かつては日本にも世界的な半導体企業が上場していました。エルピーダメモリはDRAMで世界3位のシェアを握ったものの、経営破綻しアメリカのマイクロン・テクノロジーに買収されました。

エルピーダメモリはなぜ破綻したのでしょうか。経緯を振り返りましょう。またマイクロン・テクノロジーが日本に投資を繰り返す理由も紹介します。

NEC・日立・三菱電から生まれた日本唯一のDRAMメーカー

エルピーダメモリは1999年、NECと日立製作所が共同出資して誕生しました(当時はNEC日立メモリ)。2003年には三菱電機のDRAM事業も合流し、日本で唯一、世界3位のDRAMメーカーとなります。

当時は業績も好調でした。
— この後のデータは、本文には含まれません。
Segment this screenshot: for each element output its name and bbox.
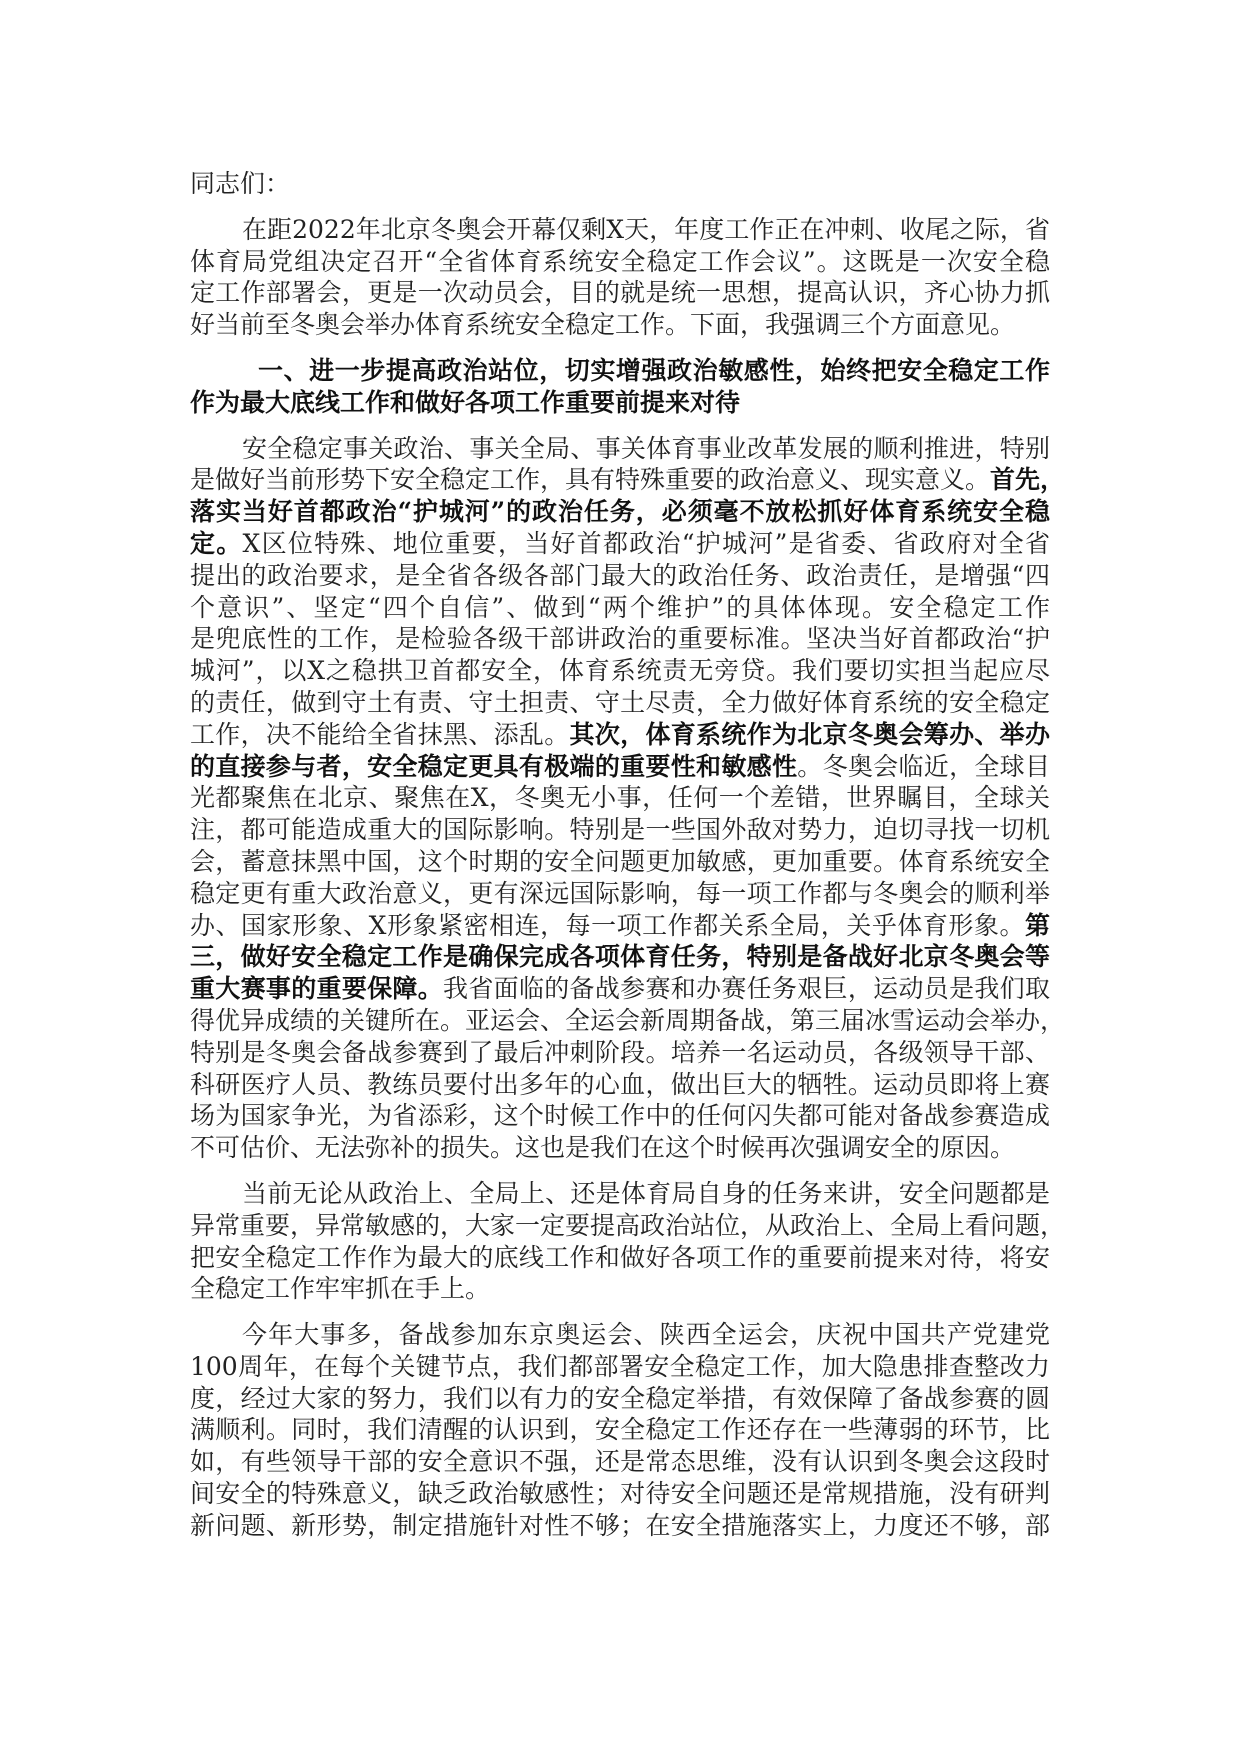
text-line — [190, 941, 1050, 973]
text-line — [190, 496, 1050, 528]
text-line — [190, 528, 1050, 560]
text: 是兜底性的工作，是检验各级干部讲政治的重要标准。坚决当好首都政治“护 — [190, 624, 1050, 654]
text-line — [190, 1351, 1050, 1383]
text-line — [190, 1100, 1050, 1132]
bold-text: 一、进一步提高政治站位，切实增强政治敏感性，始终把安全稳定工作 — [258, 355, 1050, 385]
text-line — [190, 168, 1050, 200]
bold-text: 作为最大底线工作和做好各项工作重要前提来对待 — [190, 387, 741, 417]
text-line — [190, 246, 1050, 278]
text-line — [190, 719, 1050, 751]
text: 。冬奥会临近，全球目 — [797, 751, 1050, 781]
text: 新问题、新形势，制定措施针对性不够；在安全措施落实上，力度还不够，部 — [190, 1510, 1050, 1540]
text-line — [190, 623, 1050, 655]
text: 办、国家形象、X形象紧密相连，每一项工作都关系全局，关乎体育形象。 — [190, 910, 1025, 940]
text: 定工作部署会，更是一次动员会，目的就是统一思想，提高认识，齐心协力抓 — [190, 278, 1050, 308]
text: 是做好当前形势下安全稳定工作，具有特殊重要的政治意义、现实意义。 — [190, 465, 991, 495]
bold-text: 首先， — [990, 465, 1066, 495]
text-line — [190, 1273, 1050, 1305]
text: 如，有些领导干部的安全意识不强，还是常态思维，没有认识到冬奥会这段时 — [190, 1447, 1050, 1477]
text: 注，都可能造成重大的国际影响。特别是一些国外敌对势力，迫切寻找一切机 — [190, 815, 1050, 845]
text-line — [190, 1242, 1050, 1274]
salutation — [190, 168, 1050, 200]
text-line — [190, 814, 1050, 846]
text: 全稳定工作牢牢抓在手上。 — [190, 1274, 491, 1304]
bold-text: 落实当好首都政治“护城河”的政治任务，必须毫不放松抓好体育系统安全稳 — [190, 497, 1050, 527]
paragraph — [190, 433, 1066, 1164]
text: 100周年，在每个关键节点，我们都部署安全稳定工作，加大隐患排查整改力 — [190, 1351, 1050, 1381]
text-line — [190, 846, 1050, 878]
text-line — [190, 592, 1050, 624]
text: 我省面临的备战参赛和办赛任务艰巨，运动员是我们取 — [443, 974, 1050, 1004]
text: X区位特殊、地位重要，当好首都政治“护城河”是省委、省政府对全省 — [242, 528, 1050, 558]
text: 好当前至冬奥会举办体育系统安全稳定工作。下面，我强调三个方面意见。 — [190, 310, 1016, 340]
text: 安全稳定事关政治、事关全局、事关体育事业改革发展的顺利推进，特别 — [242, 433, 1050, 463]
text-line — [190, 782, 1050, 814]
text: 稳定更有重大政治意义，更有深远国际影响，每一项工作都与冬奥会的顺利举 — [190, 878, 1050, 908]
text: 今年大事多，备战参加东京奥运会、陕西全运会，庆祝中国共产党建党 — [242, 1320, 1050, 1350]
text-line — [190, 433, 1050, 465]
text-line — [190, 355, 1050, 387]
text-line — [190, 1414, 1050, 1446]
text: 得优异成绩的关键所在。亚运会、全运会新周期备战，第三届冰雪运动会举办， — [190, 1005, 1066, 1035]
text-line — [190, 277, 1050, 309]
text: 满顺利。同时，我们清醒的认识到，安全稳定工作还存在一些薄弱的环节，比 — [190, 1415, 1050, 1445]
text-line — [190, 309, 1050, 341]
text-line — [190, 1132, 1050, 1164]
text-line — [190, 464, 1066, 496]
bold-text: 的直接参与者，安全稳定更具有极端的重要性和敏感性 — [190, 751, 798, 781]
text-line — [190, 1037, 1050, 1069]
text: 提出的政治要求，是全省各级各部门最大的政治任务、政治责任，是增强“四 — [190, 560, 1050, 590]
text-line — [190, 1446, 1050, 1478]
bold-text: 三，做好安全稳定工作是确保完成各项体育任务，特别是备战好北京冬奥会等 — [190, 942, 1050, 972]
paragraph — [190, 214, 1050, 341]
text: 异常重要，异常敏感的，大家一定要提高政治站位，从政治上、全局上看问题， — [190, 1210, 1066, 1240]
text: 的责任，做到守土有责、守土担责、守土尽责，全力做好体育系统的安全稳定 — [190, 687, 1050, 717]
text: 同志们： — [190, 169, 291, 198]
text: 光都聚焦在北京、聚焦在X，冬奥无小事，任何一个差错，世界瞩目，全球关 — [190, 783, 1050, 813]
text-line — [190, 973, 1050, 1005]
text: 工作，决不能给全省抹黑、添乱。 — [190, 719, 570, 749]
text-line — [190, 910, 1050, 942]
text-line — [190, 655, 1050, 687]
section-heading — [190, 355, 1050, 419]
text: 度，经过大家的努力，我们以有力的安全稳定举措，有效保障了备战参赛的圆 — [190, 1383, 1050, 1413]
text-line — [190, 1210, 1066, 1242]
text: 体育局党组决定召开“全省体育系统安全稳定工作会议”。这既是一次安全稳 — [190, 246, 1050, 276]
text: 特别是冬奥会备战参赛到了最后冲刺阶段。培养一名运动员，各级领导干部、 — [190, 1037, 1050, 1067]
text: 场为国家争光，为省添彩，这个时候工作中的任何闪失都可能对备战参赛造成 — [190, 1101, 1050, 1131]
text: 城河”，以X之稳拱卫首都安全，体育系统责无旁贷。我们要切实担当起应尽 — [190, 656, 1050, 686]
text: 把安全稳定工作作为最大的底线工作和做好各项工作的重要前提来对待，将安 — [190, 1242, 1050, 1272]
paragraph — [190, 1178, 1066, 1305]
text-line — [190, 1178, 1050, 1210]
text: 当前无论从政治上、全局上、还是体育局自身的任务来讲，安全问题都是 — [242, 1178, 1050, 1208]
paragraph — [190, 1319, 1050, 1542]
bold-text: 定。 — [190, 528, 243, 558]
text: 科研医疗人员、教练员要付出多年的心血，做出巨大的牺牲。运动员即将上赛 — [190, 1069, 1050, 1099]
document-page — [190, 168, 1066, 1556]
text-line — [190, 1005, 1066, 1037]
text: 个意识”、坚定“四个自信”、做到“两个维护”的具体体现。安全稳定工作 — [190, 592, 1050, 622]
text-line — [190, 1383, 1050, 1415]
text-line — [190, 387, 1050, 419]
bold-text: 其次，体育系统作为北京冬奥会筹办、举办 — [569, 719, 1050, 749]
text-line — [190, 560, 1050, 592]
bold-text: 第 — [1024, 910, 1050, 940]
text-line — [190, 1510, 1050, 1542]
text-line — [190, 878, 1050, 910]
text: 不可估价、无法弥补的损失。这也是我们在这个时候再次强调安全的原因。 — [190, 1133, 1016, 1163]
text-line — [190, 1478, 1050, 1510]
text-line — [190, 751, 1050, 783]
bold-text: 重大赛事的重要保障。 — [190, 974, 444, 1004]
text: 在距2022年北京冬奥会开幕仅剩X天，年度工作正在冲刺、收尾之际，省 — [242, 214, 1050, 244]
text-line — [190, 1319, 1050, 1351]
text-line — [190, 687, 1050, 719]
text: 会，蓄意抹黑中国，这个时期的安全问题更加敏感，更加重要。体育系统安全 — [190, 846, 1050, 876]
text: 间安全的特殊意义，缺乏政治敏感性；对待安全问题还是常规措施，没有研判 — [190, 1479, 1050, 1509]
text-line — [190, 1069, 1050, 1101]
text-line — [190, 214, 1050, 246]
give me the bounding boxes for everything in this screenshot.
パソコンや携帯電話向けに売り上げが伸び、2004年度に黒字転換します。また東京証券取引所への上場も果たしました。2007年3月期には売上高4900億円、営業利益684億円を計上しています。

しかしその後は暗転します。競合との競争が激化し、DRAM価格が大きく下落しました。DRAMに特化していたエルピーダメモリのダメージは大きく、2008年3月期に249億円の営業損失に転落しました。赤字額はリーマンショックを含む2009年3月期に拡大し、営業損失は1474億円、最終損失は1789億円に上りました。

経営危機に陥ったエルピーダメモリは公的支援が決定し、日本政策投資銀行から300億円の出資と100億円の融資を受けました。さらに銀行団の協調融資や台湾企業からの出資も受け、エルピーダメモリは再起を図ります。